1,14 milliard de francs suisses ! C’est le cumul des bénéfices réalisés par le Crédit Suisse de mars à novembre 2017, faisant oublier la perte de 2,4 milliards FS en 2016. Ceci est la résultante de la réduction des risques et du renforcement du contrôle des activités de l’institution bancaire ; un plan de restructuration hardi à l’initiative de son directeur général Tidjane Thiam. L’action du groupe Crédit Suisse gagnait jusqu’à 4% à la fin novembre 2017 à la Bourse de Londres. « Nous avons produit une croissance bénéficiaire, réduit le risque dans nos activités de courtage et renforcé (…) les contrôles dans le groupe », rassurait Tidjane Thiam à la réunion des actionnaires tenue le 29 novembre 2017 à Londres. Le Crédit Suisse réalisait alors 4 milliards FS d’économie en baissant, entre autres mesures salvatrices, les rémunérations au sein du groupe et en fermant les succursales de Monaco et de Gibraltar. Le directeur général annonçait alors le versement de la moitié des bénéfices du groupe aux actionnaires ; même si la banque helvétique avait déjà prévu en 2018 la dépréciation de certains actifs du groupe de l’ordre de 2,3 milliards FS, tenant compte de la réforme fiscale américaine et de l’instauration d’une nouvelle taxe sur les services et les paiements d’intérêt à des sociétés affiliées hors des Etats-Unis.

Singulière trajectoire pour ce fils de l’ancien ministre de l’Information de la Côte d’Ivoire, qui trône à la tête du Crédit suisse depuis juin 2015, en remplacement de l’Américain Brady Dougan resté huit ans à ce poste. Diplômé en 1984 de l’Ecole polytechnique à Palaiseau en banlieue parisienne, et sorti major de sa promotion de l’Ecole nationale supérieure des mines de Paris en1986, Tidjane Thiam a obtenu deux ans plus tard le précieux MBA de l’Institut européen d’administration des affaires de Paris. Le Franco-ivoirien de 55 ans a d’abord été consultant en management, de 1988 à 1994, auprès du cabinet de conseil américain McKinsey & Company à Paris avant de prendre en charge à Abidjan le Bureau national d’études techniques et de développement de Côte d’Ivoire (BNETD) de 1994 à 1999, avec rang de ministre ; poste qu’il cumulera avec celui de ministre du Plan et du Développement en 1998 et en 1999. Rattaché à la Primature et à la Présidence, le BNETD est l’organisme public chargé du développement des infrastructures et qui conseille l’Etat de Côte de’Ivoire en matière d’orientation économique. A ces postes, Tidjane Thiam pilote des projets d’infrastructures impactant le développement ; comme la construction de la Centrale électrique d’Azito à Abidjan, la construction du pont à péage Riviera-Marcory ainsi que la modernisation de l’aéroport de la capitale ivoirienne.

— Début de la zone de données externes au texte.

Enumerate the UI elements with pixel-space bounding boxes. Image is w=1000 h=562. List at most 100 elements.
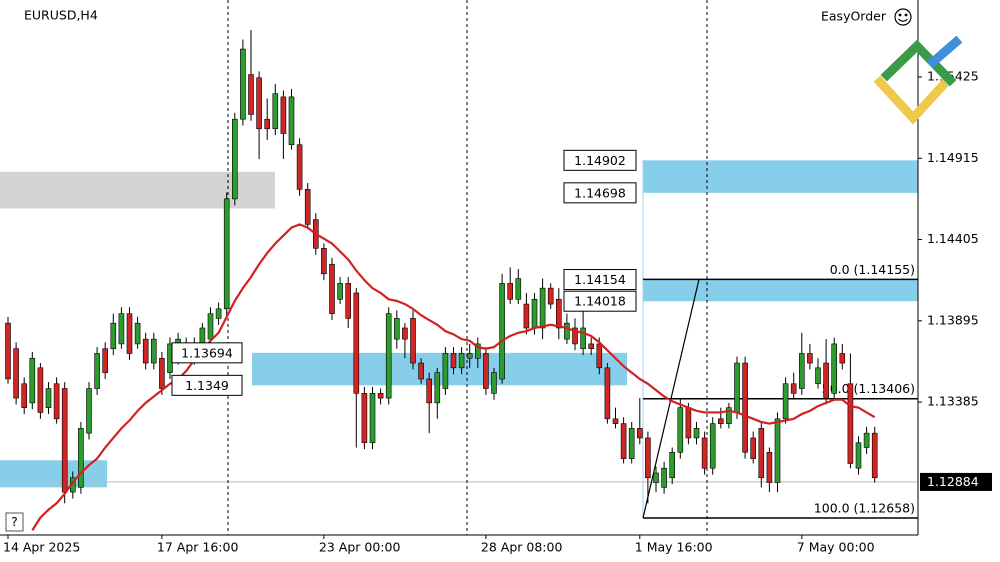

Ce qui lui vaut son entrée dans le très sélect classement des 100 jeunes décideurs du monde de demain (Young global leaders of tomorrow), qu’établit annuellement le Forum économique mondiale de Davos, à Colony en Suisse. C’est à cette époque qu’il est également devenu l’un des 20 membres du Conseil consultatif de la Banque Mondiale.

EN 2000, Tidjane Thiam est de retour chez McKinsey & Company à Paris, cette fois-ci à la direction du département  « institutions financières ». Il quitte à nouveau le groupe américain deux ans plus tard pour le poste de directeur stratégique, puis directeur des opérations internationales et européennes puis enfin, en janvier 2007, directeur général de l’assureur français Aviva ; lequel est présent dans 28 pays.

Septembre 2007, nouvelle reconnaissance internationale de la compétence managériale de Tidjane Thiam que tous les groupes financiers et d’assureurs s’arrachent : il est nommé directeur financier de l’assureur Prudential à Londres, avant d’en prendre la présidence deux ans plus tard, devenant ainsi le premier Noir à atteindre ce poste prestigieux.

Personnalité influente en Grande-Bretagne

Dans un contexte international difficile marqué par la crise des subprimes en juillet 2007 aux Etats-Unis, Tidjane Thiam est parvenu à faire réaliser à Prudential plus de 14% de hausse de profits sur les nouveaux contrats en 2011, portant la valorisation du groupe à 36,5 milliards $ cette année-là à la bourse de Hong Kong. Tidjane Thiam arrive alors, en 2010 et 2011, en tête des 100 personnalités noires les plus influentes de Grande-Bretagne, liste établie chaque année par la publication The Powerlist. Le financier doué, qui a été fait chevalier de la Légion d’honneur par Nicolas Sarkozy le 14 juillet 2011, préside aujourd’hui le conseil d’administration de l’Association of British insurers, cumulativement avec ses fonctions de directeur général de Crédit Suisse.